On June 3, clients of Christie’s filed a class-action lawsuit against the art world’s most expensive auction house for a data breach in which their personally identifiable information (PII) was stolen and put up for sale on the dark web in May.
The complaint, filed in the Southern District of New York, alleges that as “a direct result of [Christie’s] failure to implement adequate and reasonable cyber-security procedures and protocols necessary to protect consumers’ PII from foreseeable and preventable cyberattacks, data thieves have already engaged in identity theft and fraud and can in the future commit a variety of crimes” using the stolen information.
The compromised information allegedly includes full names and scans of passports and driver’s licenses, which Christie’s said it is required to store for identification purposes. On these scans are passport numbers, birthdates, birth places, addresses, and other PII that identity thieves can use to open fake financial accounts to obtain loans, the lawsuit alleges.
Christie’s maintains that none of its clients’ financial or transaction information was taken. It filed a report of the cyber breach with the Attorney General of California and is offering a complimentary 12-month subscription for an identity theft and credit monitoring service to all of its clients.

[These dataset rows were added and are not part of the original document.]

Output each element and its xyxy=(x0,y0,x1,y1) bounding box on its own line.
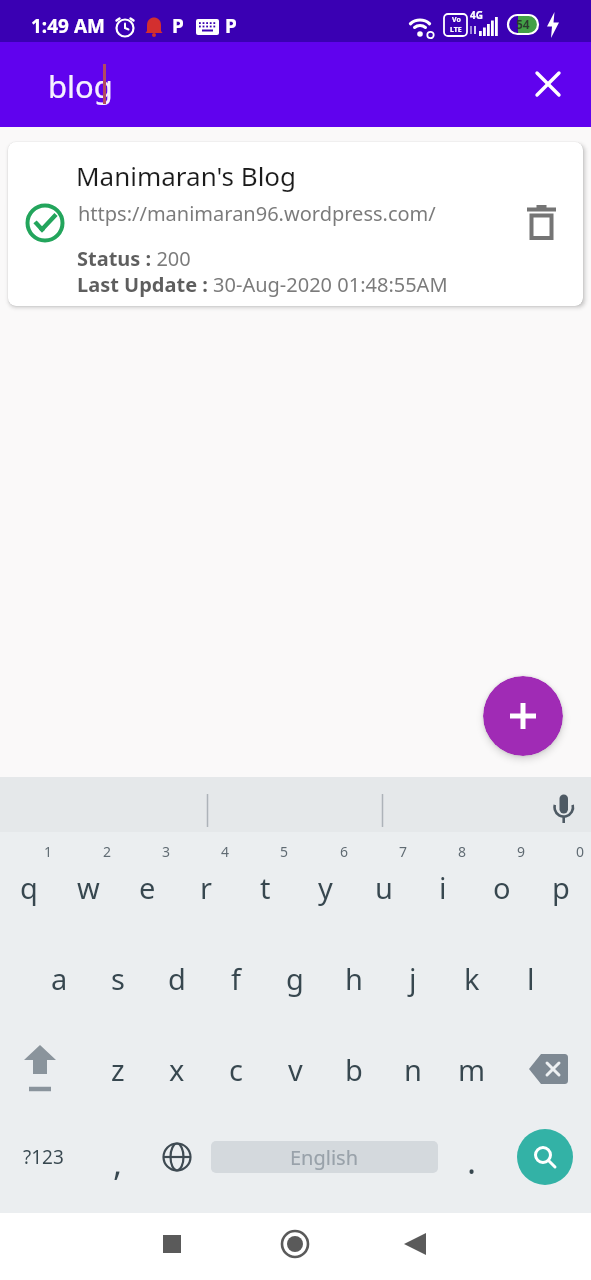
button[interactable]: Manimaran's Blog xyxy=(8,142,583,306)
button[interactable] xyxy=(10,1039,70,1099)
button[interactable]: c xyxy=(207,1040,265,1098)
staticText: P xyxy=(225,13,237,39)
button[interactable]: f xyxy=(207,949,265,1007)
staticText: LTE xyxy=(450,25,462,35)
staticText: o xyxy=(493,868,511,907)
staticText: y xyxy=(318,868,333,907)
staticText: t xyxy=(260,868,271,907)
button[interactable]: y xyxy=(296,858,354,916)
staticText: https://manimaran96.wordpress.com/ xyxy=(78,200,436,227)
staticText: s xyxy=(111,959,125,998)
staticText: Status : 200 xyxy=(77,245,191,272)
button[interactable]: n xyxy=(384,1040,442,1098)
staticText: u xyxy=(375,868,393,907)
staticText: d xyxy=(168,959,186,998)
button[interactable]: m xyxy=(443,1040,501,1098)
button[interactable]: p xyxy=(532,858,590,916)
staticText: i xyxy=(439,868,447,907)
staticText: x xyxy=(169,1050,185,1089)
staticText: l xyxy=(527,959,535,998)
button[interactable]: w xyxy=(59,858,117,916)
staticText: . xyxy=(467,1138,477,1184)
button[interactable]: v xyxy=(266,1040,324,1098)
button[interactable]: e xyxy=(118,858,176,916)
staticText: 2 xyxy=(103,842,112,861)
staticText: 54 xyxy=(516,16,530,32)
button[interactable]: t xyxy=(236,858,294,916)
button[interactable]: s xyxy=(89,949,147,1007)
staticText: 4 xyxy=(221,842,230,861)
button[interactable]: . xyxy=(443,1132,501,1190)
staticText: Manimaran's Blog xyxy=(76,158,297,193)
button[interactable]: l xyxy=(502,949,560,1007)
staticText: n xyxy=(404,1050,422,1089)
staticText: q xyxy=(20,868,38,907)
staticText: , xyxy=(113,1140,123,1186)
button[interactable]: ?123 xyxy=(14,1128,72,1186)
staticText: f xyxy=(231,959,241,998)
button[interactable] xyxy=(540,788,586,830)
button[interactable] xyxy=(392,1221,438,1267)
button[interactable] xyxy=(518,199,566,247)
button[interactable]: o xyxy=(473,858,531,916)
staticText: h xyxy=(345,959,363,998)
staticText: j xyxy=(409,959,417,998)
button[interactable]: h xyxy=(325,949,383,1007)
button[interactable]: English xyxy=(211,1141,438,1173)
staticText: Last Update : 30-Aug-2020 01:48:55AM xyxy=(77,271,448,298)
staticText: 7 xyxy=(399,842,408,861)
staticText: 1 xyxy=(44,842,53,861)
button[interactable] xyxy=(519,1039,579,1099)
staticText: c xyxy=(229,1050,243,1089)
button[interactable]: a xyxy=(30,949,88,1007)
button[interactable] xyxy=(517,1129,573,1185)
staticText: r xyxy=(200,868,212,907)
button[interactable]: g xyxy=(266,949,324,1007)
button[interactable] xyxy=(483,676,563,756)
staticText: 3 xyxy=(162,842,171,861)
staticText: 6 xyxy=(340,842,349,861)
button[interactable]: u xyxy=(355,858,413,916)
button[interactable]: j xyxy=(384,949,442,1007)
staticText: b xyxy=(345,1050,363,1089)
staticText: m xyxy=(458,1050,486,1089)
staticText: English xyxy=(290,1144,359,1171)
button[interactable]: k xyxy=(443,949,501,1007)
staticText: ?123 xyxy=(23,1144,64,1170)
staticText: v xyxy=(288,1050,303,1089)
staticText: 8 xyxy=(458,842,467,861)
staticText: 4G xyxy=(470,8,483,22)
button[interactable]: x xyxy=(148,1040,206,1098)
staticText: k xyxy=(464,959,480,998)
staticText: z xyxy=(111,1050,125,1089)
button[interactable] xyxy=(272,1221,318,1267)
button[interactable]: r xyxy=(177,858,235,916)
staticText: 0 xyxy=(576,842,585,861)
staticText: g xyxy=(286,959,304,998)
staticText: 9 xyxy=(517,842,526,861)
button[interactable] xyxy=(149,1221,195,1267)
button[interactable]: d xyxy=(148,949,206,1007)
button[interactable]: z xyxy=(89,1040,147,1098)
button[interactable]: q xyxy=(0,858,58,916)
button[interactable] xyxy=(147,1127,207,1187)
staticText: p xyxy=(552,868,570,907)
button[interactable]: b xyxy=(325,1040,383,1098)
staticText: a xyxy=(51,959,68,998)
staticText: w xyxy=(77,868,100,907)
staticText: blog xyxy=(48,65,113,107)
staticText: P xyxy=(172,13,184,39)
staticText: 5 xyxy=(280,842,289,861)
button[interactable] xyxy=(524,60,572,108)
button[interactable]: , xyxy=(89,1134,147,1192)
staticText: e xyxy=(139,868,156,907)
staticText: Vo xyxy=(452,15,461,25)
button[interactable]: i xyxy=(414,858,472,916)
staticText: 1:49 AM xyxy=(31,13,105,39)
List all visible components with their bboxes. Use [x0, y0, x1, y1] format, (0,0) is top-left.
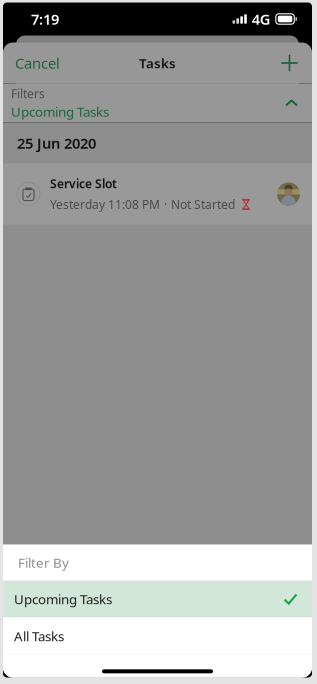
staticText: Upcoming Tasks — [11, 103, 109, 120]
button[interactable]: All Tasks — [3, 618, 312, 654]
staticText: 4G — [252, 9, 271, 29]
button[interactable]: Cancel — [3, 42, 72, 84]
staticText: Filter By — [18, 554, 69, 571]
button[interactable]: Add task — [267, 42, 312, 84]
staticText: Tasks — [139, 54, 176, 72]
staticText: Upcoming Tasks — [14, 590, 112, 608]
button[interactable]: Service Slot — [3, 164, 312, 224]
staticText: Cancel — [15, 53, 60, 73]
staticText: 25 Jun 2020 — [17, 133, 96, 153]
staticText: Service Slot — [50, 176, 117, 192]
staticText: Yesterday 11:08 PM — [50, 196, 160, 212]
staticText: All Tasks — [14, 627, 64, 645]
staticText: Not Started — [171, 196, 235, 212]
staticText: 7:19 — [31, 9, 59, 29]
button[interactable]: Upcoming Tasks — [3, 580, 312, 618]
staticText: Filters — [11, 86, 45, 102]
staticText: · — [164, 196, 167, 212]
button[interactable]: Filters — [3, 84, 312, 122]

The stolen PII belongs to approximately 500,000 current and former buyers who have participated in Christie’s auctions, which, given the significant wealth of most Christie’s clients, represents a huge treasure trove for identity thieves and scammers using social engineering (phishing) techniques to siphon money from the unsuspecting.
On May 27, the cybercriminal group RansomHub claimed it was behind the intrusion, and after negotiations with Christie’s to obtain a ransom failed, it put the customer database up for sale on the dark web for an undisclosed sum. It’s conceivable that RansomHub may be turning the tables on Christie’s buyers and auctioning their information to the highest bidder.